BERLIN taz ■ Der vermeintliche Käufer ein FBI-Agent, der Verkauf vom russischen Geheimdienst arrangiert, die tragbare Luftabwehrrakete unschädlich gemacht: Nur der Zwischenhändler scheint echt gewesen zu sein in einer skurrilen russisch-amerikanischen Geheimdienstaktion, die am Dienstag im US-Bundesstaat New Jersey mit der Festnahme eines britischen Staatsbürgers endete.

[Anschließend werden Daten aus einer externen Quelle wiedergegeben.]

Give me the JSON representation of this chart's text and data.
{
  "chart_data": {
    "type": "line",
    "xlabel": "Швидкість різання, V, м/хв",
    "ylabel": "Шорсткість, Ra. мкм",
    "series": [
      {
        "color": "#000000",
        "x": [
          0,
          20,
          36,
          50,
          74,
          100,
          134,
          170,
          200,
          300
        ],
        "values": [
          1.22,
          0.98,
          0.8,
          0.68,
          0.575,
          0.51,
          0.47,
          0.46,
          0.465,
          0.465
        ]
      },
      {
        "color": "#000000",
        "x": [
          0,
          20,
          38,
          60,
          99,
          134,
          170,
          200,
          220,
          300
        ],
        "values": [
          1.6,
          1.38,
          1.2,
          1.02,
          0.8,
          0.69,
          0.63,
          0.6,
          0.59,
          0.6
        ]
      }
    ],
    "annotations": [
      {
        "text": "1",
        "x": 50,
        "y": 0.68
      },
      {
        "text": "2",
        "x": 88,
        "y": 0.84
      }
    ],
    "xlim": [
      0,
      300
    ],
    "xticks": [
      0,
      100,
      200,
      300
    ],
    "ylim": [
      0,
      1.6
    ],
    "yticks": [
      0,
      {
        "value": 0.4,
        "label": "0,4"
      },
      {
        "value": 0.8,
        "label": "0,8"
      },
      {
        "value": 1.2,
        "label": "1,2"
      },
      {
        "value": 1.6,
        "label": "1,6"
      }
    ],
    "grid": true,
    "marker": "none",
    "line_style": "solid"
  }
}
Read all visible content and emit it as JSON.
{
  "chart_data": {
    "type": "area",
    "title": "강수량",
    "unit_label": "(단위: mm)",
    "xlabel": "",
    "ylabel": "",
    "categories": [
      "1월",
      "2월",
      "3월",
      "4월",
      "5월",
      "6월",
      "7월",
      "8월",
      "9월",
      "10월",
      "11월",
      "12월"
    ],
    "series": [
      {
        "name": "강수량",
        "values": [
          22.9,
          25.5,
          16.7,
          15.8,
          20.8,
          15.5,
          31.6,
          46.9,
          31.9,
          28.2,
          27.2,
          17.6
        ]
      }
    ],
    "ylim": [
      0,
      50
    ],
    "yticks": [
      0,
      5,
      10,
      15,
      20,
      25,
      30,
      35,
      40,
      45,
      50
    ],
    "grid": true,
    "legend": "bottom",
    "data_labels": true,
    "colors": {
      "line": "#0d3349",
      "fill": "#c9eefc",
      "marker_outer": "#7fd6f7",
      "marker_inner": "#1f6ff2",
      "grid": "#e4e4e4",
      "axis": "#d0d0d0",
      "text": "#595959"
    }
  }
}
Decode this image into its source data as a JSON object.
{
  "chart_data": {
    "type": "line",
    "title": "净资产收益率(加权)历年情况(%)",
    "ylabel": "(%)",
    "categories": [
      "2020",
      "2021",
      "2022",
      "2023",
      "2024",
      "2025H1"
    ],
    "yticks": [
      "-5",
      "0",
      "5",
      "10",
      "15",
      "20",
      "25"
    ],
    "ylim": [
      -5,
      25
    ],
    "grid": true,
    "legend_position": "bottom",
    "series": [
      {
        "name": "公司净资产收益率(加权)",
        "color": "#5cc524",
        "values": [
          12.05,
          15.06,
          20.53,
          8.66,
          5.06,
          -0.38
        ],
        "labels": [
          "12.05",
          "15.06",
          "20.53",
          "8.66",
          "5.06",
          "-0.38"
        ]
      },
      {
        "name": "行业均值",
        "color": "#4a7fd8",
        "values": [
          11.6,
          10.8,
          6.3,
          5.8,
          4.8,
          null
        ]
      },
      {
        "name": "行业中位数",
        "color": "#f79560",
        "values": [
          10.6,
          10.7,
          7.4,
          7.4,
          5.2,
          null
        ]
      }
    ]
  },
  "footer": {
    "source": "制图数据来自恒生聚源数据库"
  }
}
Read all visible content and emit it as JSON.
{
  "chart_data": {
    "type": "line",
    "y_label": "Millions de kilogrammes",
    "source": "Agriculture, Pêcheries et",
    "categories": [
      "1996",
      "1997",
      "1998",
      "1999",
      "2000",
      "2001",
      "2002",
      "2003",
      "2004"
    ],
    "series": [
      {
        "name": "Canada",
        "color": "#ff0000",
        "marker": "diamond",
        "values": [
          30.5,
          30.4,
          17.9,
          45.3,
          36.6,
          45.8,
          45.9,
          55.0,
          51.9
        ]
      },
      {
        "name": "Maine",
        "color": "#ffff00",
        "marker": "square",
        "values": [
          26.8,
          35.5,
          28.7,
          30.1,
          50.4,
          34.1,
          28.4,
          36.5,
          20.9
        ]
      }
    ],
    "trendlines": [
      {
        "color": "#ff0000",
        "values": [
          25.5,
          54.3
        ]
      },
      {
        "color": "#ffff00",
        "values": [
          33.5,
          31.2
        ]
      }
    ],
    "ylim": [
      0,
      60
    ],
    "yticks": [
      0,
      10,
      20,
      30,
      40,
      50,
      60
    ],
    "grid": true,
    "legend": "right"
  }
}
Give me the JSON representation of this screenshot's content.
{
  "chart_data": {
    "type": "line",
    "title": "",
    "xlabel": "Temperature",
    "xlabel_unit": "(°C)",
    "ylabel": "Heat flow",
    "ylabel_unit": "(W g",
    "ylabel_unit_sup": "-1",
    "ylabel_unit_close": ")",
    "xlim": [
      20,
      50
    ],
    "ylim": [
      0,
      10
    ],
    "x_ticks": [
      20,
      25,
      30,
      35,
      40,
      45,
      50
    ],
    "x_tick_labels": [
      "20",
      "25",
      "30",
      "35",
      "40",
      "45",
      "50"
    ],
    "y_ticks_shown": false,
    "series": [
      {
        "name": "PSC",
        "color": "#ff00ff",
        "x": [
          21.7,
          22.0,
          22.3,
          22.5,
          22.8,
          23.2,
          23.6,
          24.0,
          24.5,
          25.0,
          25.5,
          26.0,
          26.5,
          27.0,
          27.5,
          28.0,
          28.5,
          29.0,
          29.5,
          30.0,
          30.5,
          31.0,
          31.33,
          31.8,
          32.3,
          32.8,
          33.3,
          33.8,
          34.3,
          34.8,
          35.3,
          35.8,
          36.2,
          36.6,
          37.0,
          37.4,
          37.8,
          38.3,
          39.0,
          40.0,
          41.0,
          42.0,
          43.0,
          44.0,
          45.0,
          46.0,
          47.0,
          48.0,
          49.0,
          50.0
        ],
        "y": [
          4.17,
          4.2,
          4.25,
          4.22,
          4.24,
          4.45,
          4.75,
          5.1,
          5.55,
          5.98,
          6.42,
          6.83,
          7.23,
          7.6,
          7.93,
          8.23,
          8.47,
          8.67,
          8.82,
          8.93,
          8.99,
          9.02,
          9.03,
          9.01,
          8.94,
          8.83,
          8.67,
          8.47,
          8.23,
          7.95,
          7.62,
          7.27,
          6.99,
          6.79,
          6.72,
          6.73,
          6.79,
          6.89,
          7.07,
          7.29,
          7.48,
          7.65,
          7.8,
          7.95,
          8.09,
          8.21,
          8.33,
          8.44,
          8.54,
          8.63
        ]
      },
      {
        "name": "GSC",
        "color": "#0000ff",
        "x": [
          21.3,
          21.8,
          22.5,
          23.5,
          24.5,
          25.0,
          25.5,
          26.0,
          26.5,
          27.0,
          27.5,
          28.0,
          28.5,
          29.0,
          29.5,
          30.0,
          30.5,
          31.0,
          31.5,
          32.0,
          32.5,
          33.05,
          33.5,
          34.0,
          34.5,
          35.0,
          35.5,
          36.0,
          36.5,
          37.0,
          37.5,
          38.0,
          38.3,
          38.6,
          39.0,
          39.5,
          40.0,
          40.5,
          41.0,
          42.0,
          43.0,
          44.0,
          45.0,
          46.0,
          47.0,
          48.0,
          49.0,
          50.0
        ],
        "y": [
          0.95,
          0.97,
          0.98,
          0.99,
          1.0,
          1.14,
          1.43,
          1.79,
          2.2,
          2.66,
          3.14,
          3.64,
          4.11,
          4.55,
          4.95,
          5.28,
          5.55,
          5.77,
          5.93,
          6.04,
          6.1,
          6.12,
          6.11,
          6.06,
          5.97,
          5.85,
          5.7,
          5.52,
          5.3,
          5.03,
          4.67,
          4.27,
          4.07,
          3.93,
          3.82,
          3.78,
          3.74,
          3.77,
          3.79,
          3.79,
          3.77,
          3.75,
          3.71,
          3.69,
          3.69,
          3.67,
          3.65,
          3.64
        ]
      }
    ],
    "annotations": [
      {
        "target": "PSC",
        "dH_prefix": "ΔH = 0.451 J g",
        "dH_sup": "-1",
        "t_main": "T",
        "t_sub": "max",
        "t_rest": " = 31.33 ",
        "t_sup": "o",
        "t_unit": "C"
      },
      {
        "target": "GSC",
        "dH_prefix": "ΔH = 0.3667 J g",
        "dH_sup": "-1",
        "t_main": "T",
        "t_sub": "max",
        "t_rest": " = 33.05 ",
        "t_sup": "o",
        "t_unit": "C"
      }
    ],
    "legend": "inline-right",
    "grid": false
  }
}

Die Informationen, die bislang über britische und US-amerikanische Medien an die Öffentlichkeit gerieten, deuten darauf hin, dass sich der britische Waffenhändler Hekmat Lakhani in Großbritannien nach potenziellen Abnehmern für eine „SA-18 Grouse“ umhörte – die neueste Version einer von der Schulter abgefeuerten Abwehrrakete aus russischer Produktion (siehe Kasten). Offenbar blieb sein Werben aber ohne Erfolg – bis FBI-Agenten Kontakt mit ihm aufnahmen und sich als Anhänger der al-Qaida ausgaben. Spätestens seit im vergangenen November eine israelische Passagiermaschine in Kenia einem Anschlag mit einer tragbaren Luftabwehrrakete nur knapp entging, fürchten die US-Behörden weitere solche Einsätze.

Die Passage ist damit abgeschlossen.